Dirk-Willem van Gulik wrote:
On 1 mei 2013, at 13:31, Graham Leggett <minf...@sharp.fm> wrote:
The evidence was just explained - a bot that does not get an answer quick
enough gives up and looks elsewhere.
The key words are "looks elsewhere".
For what it is worth - I've been experimenting with this (up till about 6
months ago) on a machine of mine. Having the 200, 403, 404, 500 etc determined
by an entirely unscientific 'modulo' of the IP address. Both on the main URL as
well as on a few PHP/plesk hole URLs. And have ignored/behaved normal for any
source IP that has (ever) fetched robot.txt from the same IP masked by the
first 20 bits.
That showed that bot's indeed slowdown/do-not-come back so soon if you give
them a 403 or similar - but I saw no differences as to which non 200 you give
them (not tried slow reply or no reply). Do note though that I was focusing on
naughty non-robot.txt fetching bots.
For what it's worth also, thank you.
This kind of response really helps, even if/when it would contradict the proposal that I
am trying to push.

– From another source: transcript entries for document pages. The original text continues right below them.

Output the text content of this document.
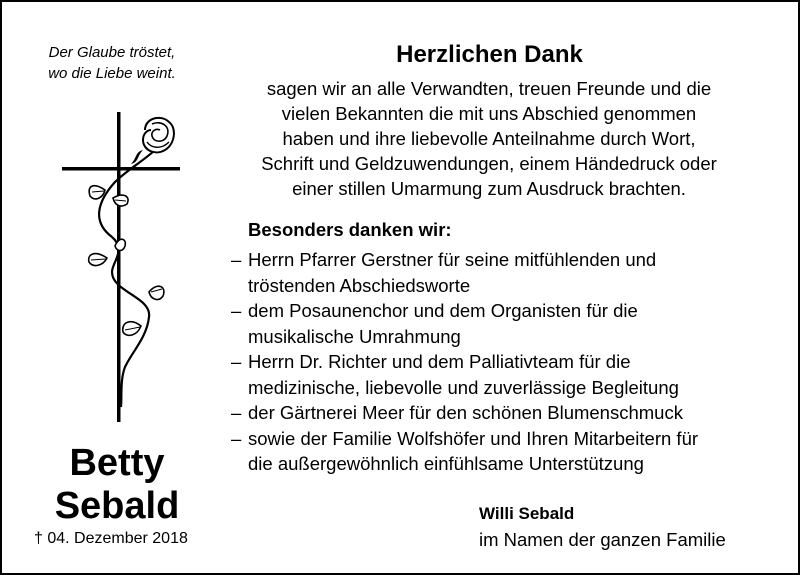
Der Glaube tröstet,
wo die Liebe weint.
Betty
Sebald
† 04. Dezember 2018
Herzlichen Dank
sagen wir an alle Verwandten, treuen Freunde und die
vielen Bekannten die mit uns Abschied genommen
haben und ihre liebevolle Anteilnahme durch Wort,
Schrift und Geldzuwendungen, einem Händedruck oder
einer stillen Umarmung zum Ausdruck brachten.
Besonders danken wir:
– Herrn Pfarrer Gerstner für seine mitfühlenden und
tröstenden Abschiedsworte
– dem Posaunenchor und dem Organisten für die
musikalische Umrahmung
– Herrn Dr. Richter und dem Palliativteam für die
medizinische, liebevolle und zuverlässige Begleitung
– der Gärtnerei Meer für den schönen Blumenschmuck
– sowie der Familie Wolfshöfer und Ihren Mitarbeitern für
die außergewöhnlich einfühlsame Unterstützung
Willi Sebald
im Namen der ganzen Familie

It helps because it provides some *evidence* which I am having
difficulties collecting by myself, and which would allow to *really* judge the proposal on
its merits, not just on unsubstantiated opinions.
At another level, I would add this : if implementing my proposal turns out to have no
effect, or a very small effect on the Internet at large, but effectively helps the server
where it is active to avoid some of these scans, then I believe that considering the ease
and very low cost of implementing this proposal, it would still be worth the trouble.